CyanoticWasp's avatar

Another Q that makes me scratch my head and go, “Huh?”

If your car has “algae” on it, then you’re going to have a lot more serious problems getting it running than you will being able to see out the windows or shine ‘just so’. That is, your car is submerged in water.

Algae don’t survive outside of water. Tterrestrial algae are effectively surviving in an aquatic environment on land. Soil algae survive in a film of soil water.
The other major group of terrestrial algae are those in lichen symbioses. (Quoting from the source I found where I attempted to look up “terrestrial algae”.)

But assuming that you’re talking about one or more forms of moss, lichen or fungus, the first thing you need to do is eliminate the standing water or dampness that they require to flourish. Otherwise any washing that you do will still leave a water source for the next generation.

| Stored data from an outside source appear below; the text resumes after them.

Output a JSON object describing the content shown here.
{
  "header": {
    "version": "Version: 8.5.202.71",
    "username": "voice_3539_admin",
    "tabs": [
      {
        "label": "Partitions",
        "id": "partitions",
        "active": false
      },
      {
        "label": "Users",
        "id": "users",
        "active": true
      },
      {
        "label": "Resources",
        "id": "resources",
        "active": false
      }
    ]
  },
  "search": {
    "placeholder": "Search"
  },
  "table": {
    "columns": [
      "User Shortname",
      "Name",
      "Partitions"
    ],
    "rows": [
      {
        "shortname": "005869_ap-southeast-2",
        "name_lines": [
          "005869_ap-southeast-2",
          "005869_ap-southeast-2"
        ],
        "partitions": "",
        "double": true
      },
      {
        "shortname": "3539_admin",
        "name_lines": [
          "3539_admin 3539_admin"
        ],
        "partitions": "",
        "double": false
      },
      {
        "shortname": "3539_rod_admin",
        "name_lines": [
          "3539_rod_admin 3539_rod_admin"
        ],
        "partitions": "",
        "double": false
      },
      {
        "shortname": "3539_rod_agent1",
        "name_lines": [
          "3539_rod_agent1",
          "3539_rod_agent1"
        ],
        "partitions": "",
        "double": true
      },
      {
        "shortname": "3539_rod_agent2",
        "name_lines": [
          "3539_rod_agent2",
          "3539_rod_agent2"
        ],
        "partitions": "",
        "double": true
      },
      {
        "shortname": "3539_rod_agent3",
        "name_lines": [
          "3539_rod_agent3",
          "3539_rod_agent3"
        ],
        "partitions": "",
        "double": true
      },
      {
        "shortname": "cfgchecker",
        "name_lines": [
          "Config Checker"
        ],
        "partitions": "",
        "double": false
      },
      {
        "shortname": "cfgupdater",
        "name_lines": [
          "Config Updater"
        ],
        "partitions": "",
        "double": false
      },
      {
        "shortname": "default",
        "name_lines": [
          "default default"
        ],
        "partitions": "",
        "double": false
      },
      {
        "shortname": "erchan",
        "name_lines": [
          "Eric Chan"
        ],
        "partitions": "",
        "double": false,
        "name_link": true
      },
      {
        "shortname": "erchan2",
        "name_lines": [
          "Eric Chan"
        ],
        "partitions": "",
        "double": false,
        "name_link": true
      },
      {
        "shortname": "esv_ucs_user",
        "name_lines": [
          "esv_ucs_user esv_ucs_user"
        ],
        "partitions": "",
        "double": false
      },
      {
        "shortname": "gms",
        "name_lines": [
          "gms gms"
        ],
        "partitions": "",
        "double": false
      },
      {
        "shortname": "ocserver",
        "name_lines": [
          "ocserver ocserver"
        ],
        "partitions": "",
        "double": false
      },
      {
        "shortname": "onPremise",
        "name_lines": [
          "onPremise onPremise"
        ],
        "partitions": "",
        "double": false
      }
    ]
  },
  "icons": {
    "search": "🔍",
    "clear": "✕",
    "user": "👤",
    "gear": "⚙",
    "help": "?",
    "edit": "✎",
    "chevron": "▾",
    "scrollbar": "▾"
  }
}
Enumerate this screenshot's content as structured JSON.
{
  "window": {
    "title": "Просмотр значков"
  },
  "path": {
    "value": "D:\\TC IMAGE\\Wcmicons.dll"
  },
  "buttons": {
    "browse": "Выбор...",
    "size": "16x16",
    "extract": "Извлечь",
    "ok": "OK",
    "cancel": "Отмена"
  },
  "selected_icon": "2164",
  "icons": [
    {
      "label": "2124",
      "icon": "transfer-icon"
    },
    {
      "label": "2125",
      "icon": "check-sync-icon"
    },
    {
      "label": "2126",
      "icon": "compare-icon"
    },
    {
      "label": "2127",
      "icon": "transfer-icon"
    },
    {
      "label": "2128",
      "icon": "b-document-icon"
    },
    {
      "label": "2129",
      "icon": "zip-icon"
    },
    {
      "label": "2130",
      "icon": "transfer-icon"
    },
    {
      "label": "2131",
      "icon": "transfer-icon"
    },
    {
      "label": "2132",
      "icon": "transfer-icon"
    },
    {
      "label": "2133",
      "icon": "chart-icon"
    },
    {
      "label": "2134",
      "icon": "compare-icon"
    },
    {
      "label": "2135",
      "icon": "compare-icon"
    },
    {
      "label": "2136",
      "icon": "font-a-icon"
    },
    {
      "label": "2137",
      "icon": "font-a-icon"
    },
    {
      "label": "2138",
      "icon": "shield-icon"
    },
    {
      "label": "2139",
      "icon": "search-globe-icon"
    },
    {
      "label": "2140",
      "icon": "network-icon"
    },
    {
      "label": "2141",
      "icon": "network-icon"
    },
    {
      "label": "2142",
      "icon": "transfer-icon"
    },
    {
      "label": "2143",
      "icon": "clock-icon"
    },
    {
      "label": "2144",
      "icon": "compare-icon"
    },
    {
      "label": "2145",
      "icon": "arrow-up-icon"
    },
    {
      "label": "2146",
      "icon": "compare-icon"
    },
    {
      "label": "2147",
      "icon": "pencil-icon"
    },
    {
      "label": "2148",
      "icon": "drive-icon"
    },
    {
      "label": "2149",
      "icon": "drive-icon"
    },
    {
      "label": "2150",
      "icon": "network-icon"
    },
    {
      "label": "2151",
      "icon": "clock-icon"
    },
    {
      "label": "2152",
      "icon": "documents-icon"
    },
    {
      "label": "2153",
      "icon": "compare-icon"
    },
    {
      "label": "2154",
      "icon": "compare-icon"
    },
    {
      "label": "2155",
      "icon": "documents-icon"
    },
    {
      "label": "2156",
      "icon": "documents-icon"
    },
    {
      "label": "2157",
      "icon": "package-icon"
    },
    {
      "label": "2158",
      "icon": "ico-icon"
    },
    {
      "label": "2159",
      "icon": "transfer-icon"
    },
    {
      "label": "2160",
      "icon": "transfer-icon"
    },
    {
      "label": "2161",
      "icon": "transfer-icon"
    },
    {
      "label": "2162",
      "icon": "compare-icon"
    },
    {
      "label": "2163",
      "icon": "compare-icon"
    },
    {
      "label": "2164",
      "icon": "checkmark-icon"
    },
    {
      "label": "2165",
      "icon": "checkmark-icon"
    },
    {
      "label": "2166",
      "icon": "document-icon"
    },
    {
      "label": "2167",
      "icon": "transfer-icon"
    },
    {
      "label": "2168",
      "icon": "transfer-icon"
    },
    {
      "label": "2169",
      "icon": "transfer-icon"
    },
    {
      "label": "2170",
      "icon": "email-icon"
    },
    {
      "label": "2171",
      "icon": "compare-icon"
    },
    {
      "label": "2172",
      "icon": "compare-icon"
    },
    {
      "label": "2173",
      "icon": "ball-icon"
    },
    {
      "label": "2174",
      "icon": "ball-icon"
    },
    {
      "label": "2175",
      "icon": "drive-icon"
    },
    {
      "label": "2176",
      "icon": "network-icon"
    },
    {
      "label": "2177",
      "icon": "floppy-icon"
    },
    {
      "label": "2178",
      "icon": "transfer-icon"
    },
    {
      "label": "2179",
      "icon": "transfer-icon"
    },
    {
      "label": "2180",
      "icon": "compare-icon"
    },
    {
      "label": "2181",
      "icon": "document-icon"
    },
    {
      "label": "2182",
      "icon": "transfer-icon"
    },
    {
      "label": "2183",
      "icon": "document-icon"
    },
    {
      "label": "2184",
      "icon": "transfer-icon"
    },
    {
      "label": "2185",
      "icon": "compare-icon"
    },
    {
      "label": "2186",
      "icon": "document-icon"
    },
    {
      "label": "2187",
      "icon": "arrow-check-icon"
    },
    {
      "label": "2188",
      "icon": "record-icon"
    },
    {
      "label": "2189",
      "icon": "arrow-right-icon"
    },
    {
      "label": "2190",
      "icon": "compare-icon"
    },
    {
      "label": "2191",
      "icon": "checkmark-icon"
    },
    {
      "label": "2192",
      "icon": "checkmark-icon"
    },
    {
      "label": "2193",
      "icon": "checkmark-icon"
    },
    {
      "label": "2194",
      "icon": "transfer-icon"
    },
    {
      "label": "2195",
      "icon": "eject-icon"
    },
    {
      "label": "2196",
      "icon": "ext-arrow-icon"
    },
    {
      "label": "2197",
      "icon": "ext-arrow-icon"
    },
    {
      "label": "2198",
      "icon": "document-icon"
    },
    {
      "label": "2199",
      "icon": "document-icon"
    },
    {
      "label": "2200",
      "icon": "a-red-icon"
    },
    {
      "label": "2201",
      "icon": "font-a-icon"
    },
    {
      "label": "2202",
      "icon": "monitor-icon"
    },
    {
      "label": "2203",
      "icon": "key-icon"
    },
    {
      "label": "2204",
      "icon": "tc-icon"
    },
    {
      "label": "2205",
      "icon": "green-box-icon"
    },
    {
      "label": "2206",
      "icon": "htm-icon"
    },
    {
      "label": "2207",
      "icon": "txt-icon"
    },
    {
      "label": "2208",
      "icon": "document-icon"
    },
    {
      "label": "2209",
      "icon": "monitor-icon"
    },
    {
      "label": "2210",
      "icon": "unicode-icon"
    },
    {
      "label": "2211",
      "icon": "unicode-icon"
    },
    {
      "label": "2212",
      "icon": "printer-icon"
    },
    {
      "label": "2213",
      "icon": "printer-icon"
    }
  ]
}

Your bleach solution will actually work best (after that) if you use it on a sponge and don’t saturate the area with it or allow it to form pools. That is, ‘wipe it’ with a sponge and thoroughly rinse any bleach streaks. (Bleach isn’t about to harm a car’s finish if it’s rinsed right away, only if it’s allowed to stand and concentrate.)

john65pennington's avatar

Yours is not a Katrina car, is it?

LPSBX's avatar

The guy at camping world says try that black streak remover stuff might work, but he wasn’t too sure.He said if it’ll get off those black streaks from the side odf an RV it should get rid of algea, and is made not to damage paint or clear coat. Haven’t tried it yet.

snowberry's avatar

You can try scouring the area with baking soda too. It is non toxic, won’t scratch anything ever, and leaves no residue when rinsed. Use a wet tooth brush dipped in the stuff for the crannies. I use it on burned on pots and pans, so it will work on your alage or whatever.

PM me if you can’t figure out the technique.

wallabies's avatar

Algae or fungus? I’ve read sprinkling baking soda on top of fungus kills it…I’m not sure why, and I haven’t gotten around to trying it yet…so if you do, please let me know if it works!

Ron_C's avatar

I don’t understand why you have mold growing on you car’s windows. I have had cars in the Philippines, Canada, Southern and Northern U.S. in the Pacific Northwest, and never had a mildew problem. Do you have your heater/air-conditioner set to use fresh air from outside of the car? I have has a similar problem in China because the driver didn’t know that he was recirculating the same air and humidity really build up in the van. Once I showed him how to set it for outside air, the problem went away.

If it is particularly humid, turn on the air conditioner with the heater. It will dry the air in the car and prevent misting on the windows.